Let’s say someone who was convicted due to an expert’s diagnosis of “shaken baby syndrome” wants to file a post-conviction petition based onthe growing consensus that the theory is flawed. At what point does that year-long window to file the petition begin to start? Is it after the first critical study? The second? Is it once the scientific community has reached a consensus? What defines a “consensus?” How do you define the field of scientists among which a consensus must arise?
From the prospective of the wrongly convicted, you can see the trap, here. File too soon, and the court may conclude that you haven’t presented enough evidence that the forensic theory upon which you were convicted has been discredited. If you then try to file more petitions as more evidence comes out to bolster your argument, you risk the court concluding that this is an issue you’ve already raised, you lost, and you’re therefore barred from raising it again.
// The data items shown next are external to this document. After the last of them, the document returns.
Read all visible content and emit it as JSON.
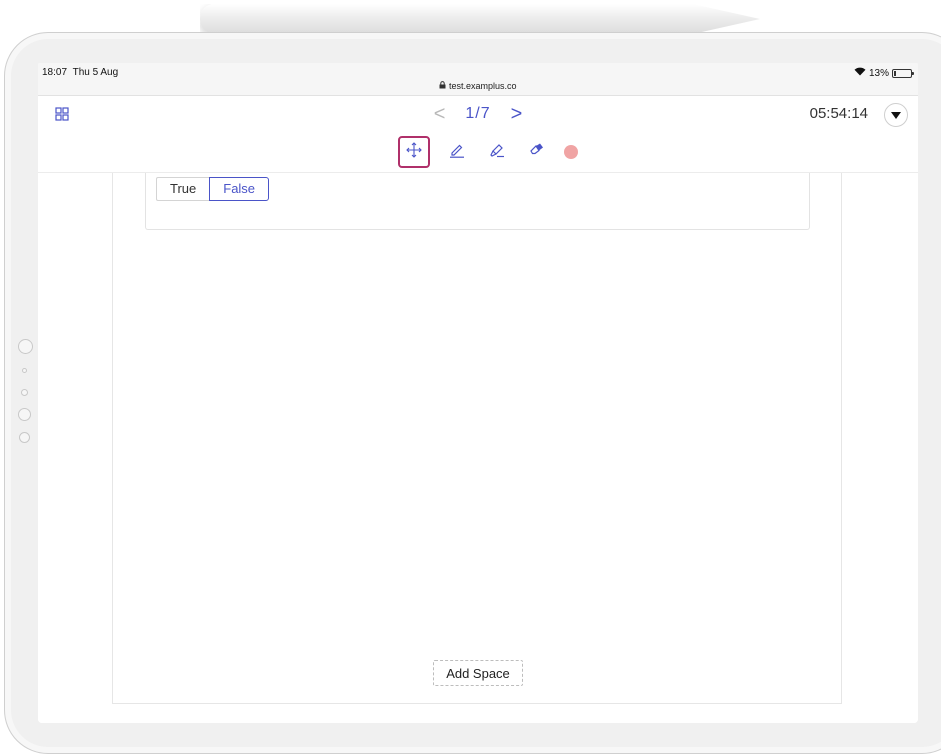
{
  "status_bar": {
    "time": "18:07",
    "date": "Thu 5 Aug",
    "url": "test.examplus.co",
    "battery": "13%",
    "battery_level": 0.13,
    "wifi_icon": "wifi-icon",
    "lock_icon": "lock-icon"
  },
  "header": {
    "grid_icon": "grid-icon",
    "prev_label": "<",
    "page_indicator": "1/7",
    "next_label": ">",
    "timer": "05:54:14",
    "menu_icon": "caret-down-icon"
  },
  "toolbar": {
    "tools": [
      {
        "name": "move",
        "icon": "move-icon",
        "active": true
      },
      {
        "name": "pen",
        "icon": "pen-icon",
        "active": false
      },
      {
        "name": "highlighter",
        "icon": "highlighter-icon",
        "active": false
      },
      {
        "name": "eraser",
        "icon": "eraser-icon",
        "active": false
      }
    ],
    "color": "#f0a4a4",
    "accent": "#4a54c8",
    "active_outline": "#b0306a"
  },
  "question": {
    "options": [
      "True",
      "False"
    ],
    "selected": "False"
  },
  "add_space_label": "Add Space"
}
Here’s a real-world example: Mississippi courts, prosecutors, and attorneys general continued to uphold and defend the credibility of the now notorious bite mark analyst Michael West well into the mid-2000s. This, despite the fact that West had been repeatedly exposed as a fraud going back to the mid-1990s. He had even been ostracized within the already controversial and scientifically suspect community of bite mark analysts. Mississippi Attorney General Jim Hood finally conceded only a couple of years ago that West wasn’t a credible witness. But while Hood’s office had by then stopped defending West’s credibility in court, the office continued to defend convictions won on West’s testimony. Hood’s staff did so by arguing that defendants who had already challenged West’s credibility at trial, on appeal, or in previous post-conviction petitions, and lost, were procedurally barred from raising that claim again. Thus, defendants are stuck: File too soon and you’ll lose on the merits and risk being barred from raising the claim when more evidence comes out. But if you wait for more evidence, you risk running afoul of the deadlines on newly discovered evidence.
So let’s get back to James Koon. Forensic pathology (the field practiced by medical examiners) is a particularly tricky area of forensics because it’s both objective and subjective. “There are four bullet holes in the victim’s heart” is an objective statement. You’ll rarely find two medical examiners arguing such a point. “The bullet’s trajectory suggests that the killer shot the victim while standing” is far more subjective. It may be true. But it’s confounded by variables, such as the body positions of the shooter and victim, the elevation of both, the angle at which the killer was holding the gun, and so on. How much stock the jury puts in a medical examiner’s testimony on such questions relies heavily on how credible the jury finds the medical examiner. This is particularly true if the defense has its own medical examiner with contradictory opinions. (Perversely, this is a system that rewards people who sound convincing to juries. A medical examiner who speaks in certainties will sometimes sound more persuasive to a jury than one who hedges his opinions and refuses to speak in absolutes, even though the latter is usually the more scientifically sound approach.)
In some cases, forensic experts have been clearly exposed as frauds, such as cases in which a crime lab technician was shown to have faked test results. Here, there’s a clear time for the clock to start running on that window to file a petition. In other cases, such as Hayne, the information has come out in a stream, so it’s far less clear.